Shared stores must be defined in depictio/dash/layouts/shared_app_shell.pycreate_shared_stores()

Internal Technical Documentation

Detailed architecture notes, design decisions, and implementation internals are maintained in a private repository. If you need access (e.g. for a significant contribution), reach out to the maintainers.

Documentation

Repository

Documentation is maintained in the depictio-docs repository.

Setup

  1. Fork and clone the depictio-docs repository
  2. Install dependencies:
cd depictio-docs
pip install -r requirements.txt

Writing Documentation

  • Documentation is built using MkDocs Material
  • Source files are in the docs/ directory
  • Write in Markdown format
  • Include code examples where appropriate

Building Documentation

Preview documentation locally:

cd depictio-docs
mkdocs serve

Then open http://127.0.0.1:8000 in your browser.

Issue Reporting

Bug Reports

When reporting a bug, please include:

  • A clear, descriptive title
  • Steps to reproduce the issue
  • Expected behavior
  • Actual behavior
  • Screenshots if applicable
  • Environment information (OS, browser, Python version)

Feature Requests

When requesting a feature, please include:

  • A clear, descriptive title
  • Detailed description of the proposed feature
  • Rationale for adding the feature
  • Implementation suggestions if applicable

Pull Requests

PR Guidelines

  • Keep PRs focused on a single feature or bugfix
  • Include tests for new functionality
  • Update documentation as needed
  • Reference related issues
  • Ensure all CI checks pass

PR Template

Your PR description should include:

  • What changes were made
  • Why the changes were made
  • How to test the changes
  • Any additional context or notes

Code Review Process

All submissions require review. The review process includes:

  1. Automated checks - CI/CD pipeline runs tests and linting
  2. Code review - Maintainers review the changes
  3. Feedback - Address any requested changes
  4. Approval - Final approval and merge

Areas Needing Help

We welcome contributions in these priority areas. See the Roadmap for details.

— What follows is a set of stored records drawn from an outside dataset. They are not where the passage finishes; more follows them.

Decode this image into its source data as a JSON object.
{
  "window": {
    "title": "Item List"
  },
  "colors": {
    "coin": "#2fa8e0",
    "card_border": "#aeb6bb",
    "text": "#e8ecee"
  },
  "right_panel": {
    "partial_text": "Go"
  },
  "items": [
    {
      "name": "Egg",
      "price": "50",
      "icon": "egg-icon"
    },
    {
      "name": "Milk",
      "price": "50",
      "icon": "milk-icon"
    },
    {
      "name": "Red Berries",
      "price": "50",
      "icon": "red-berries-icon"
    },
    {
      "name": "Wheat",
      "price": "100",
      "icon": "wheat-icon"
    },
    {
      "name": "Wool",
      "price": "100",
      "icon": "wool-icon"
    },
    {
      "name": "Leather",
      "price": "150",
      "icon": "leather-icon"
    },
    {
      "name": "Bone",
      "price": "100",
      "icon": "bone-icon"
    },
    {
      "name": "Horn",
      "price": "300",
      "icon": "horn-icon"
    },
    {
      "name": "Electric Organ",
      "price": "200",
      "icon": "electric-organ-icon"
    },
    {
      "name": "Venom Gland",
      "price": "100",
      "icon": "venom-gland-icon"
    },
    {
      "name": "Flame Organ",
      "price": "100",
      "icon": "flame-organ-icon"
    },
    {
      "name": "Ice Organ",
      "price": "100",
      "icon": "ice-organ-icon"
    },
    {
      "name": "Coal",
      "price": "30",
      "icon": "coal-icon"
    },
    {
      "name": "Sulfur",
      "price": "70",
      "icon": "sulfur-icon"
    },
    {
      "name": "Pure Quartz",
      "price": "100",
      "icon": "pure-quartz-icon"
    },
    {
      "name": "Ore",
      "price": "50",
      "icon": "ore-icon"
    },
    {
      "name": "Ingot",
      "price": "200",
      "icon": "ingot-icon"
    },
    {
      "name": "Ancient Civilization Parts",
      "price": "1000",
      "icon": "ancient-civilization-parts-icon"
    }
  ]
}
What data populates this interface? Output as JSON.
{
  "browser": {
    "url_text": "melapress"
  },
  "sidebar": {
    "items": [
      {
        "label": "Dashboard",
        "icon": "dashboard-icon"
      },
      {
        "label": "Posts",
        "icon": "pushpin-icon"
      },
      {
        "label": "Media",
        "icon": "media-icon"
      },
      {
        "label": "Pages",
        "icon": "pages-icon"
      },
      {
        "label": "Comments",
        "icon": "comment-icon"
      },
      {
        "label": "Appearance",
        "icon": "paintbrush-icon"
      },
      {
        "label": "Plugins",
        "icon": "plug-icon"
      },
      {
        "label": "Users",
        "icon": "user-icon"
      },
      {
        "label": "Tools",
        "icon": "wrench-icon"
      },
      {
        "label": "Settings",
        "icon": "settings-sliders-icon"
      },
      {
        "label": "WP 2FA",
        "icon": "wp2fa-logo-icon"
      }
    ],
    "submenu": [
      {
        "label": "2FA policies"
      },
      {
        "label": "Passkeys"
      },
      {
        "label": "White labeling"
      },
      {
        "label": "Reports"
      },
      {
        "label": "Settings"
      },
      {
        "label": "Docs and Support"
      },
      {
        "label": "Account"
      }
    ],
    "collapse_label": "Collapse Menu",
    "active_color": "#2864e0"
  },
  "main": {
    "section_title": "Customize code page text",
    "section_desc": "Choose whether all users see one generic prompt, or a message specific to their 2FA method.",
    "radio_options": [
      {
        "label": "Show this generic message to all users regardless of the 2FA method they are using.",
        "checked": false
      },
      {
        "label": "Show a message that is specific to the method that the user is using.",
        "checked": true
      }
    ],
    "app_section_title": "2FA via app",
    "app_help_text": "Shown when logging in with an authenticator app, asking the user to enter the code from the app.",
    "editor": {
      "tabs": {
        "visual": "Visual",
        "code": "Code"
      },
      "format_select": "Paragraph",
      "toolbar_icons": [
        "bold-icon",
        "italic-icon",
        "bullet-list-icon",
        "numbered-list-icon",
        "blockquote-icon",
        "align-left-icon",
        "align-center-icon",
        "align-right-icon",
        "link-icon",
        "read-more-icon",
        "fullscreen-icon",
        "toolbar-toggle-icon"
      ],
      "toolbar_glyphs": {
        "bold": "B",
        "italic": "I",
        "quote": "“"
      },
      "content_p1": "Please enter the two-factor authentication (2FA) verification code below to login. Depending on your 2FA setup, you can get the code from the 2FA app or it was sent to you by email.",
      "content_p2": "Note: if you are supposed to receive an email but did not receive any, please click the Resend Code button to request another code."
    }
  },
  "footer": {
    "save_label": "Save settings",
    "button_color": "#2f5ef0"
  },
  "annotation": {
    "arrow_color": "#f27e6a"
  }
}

Area What's Needed Difficulty
Templates nf-core workflow dashboard templates Medium
Quarto integration Static HTML/PDF export for publications Medium
Documentation User guides, tutorials, examples Easy
Testing E2E tests, edge cases, coverage Medium
Components Markdown component, date picker Medium

Community

Communication Channels

License

By contributing to Depictio, you agree that your contributions will be licensed under the MIT License.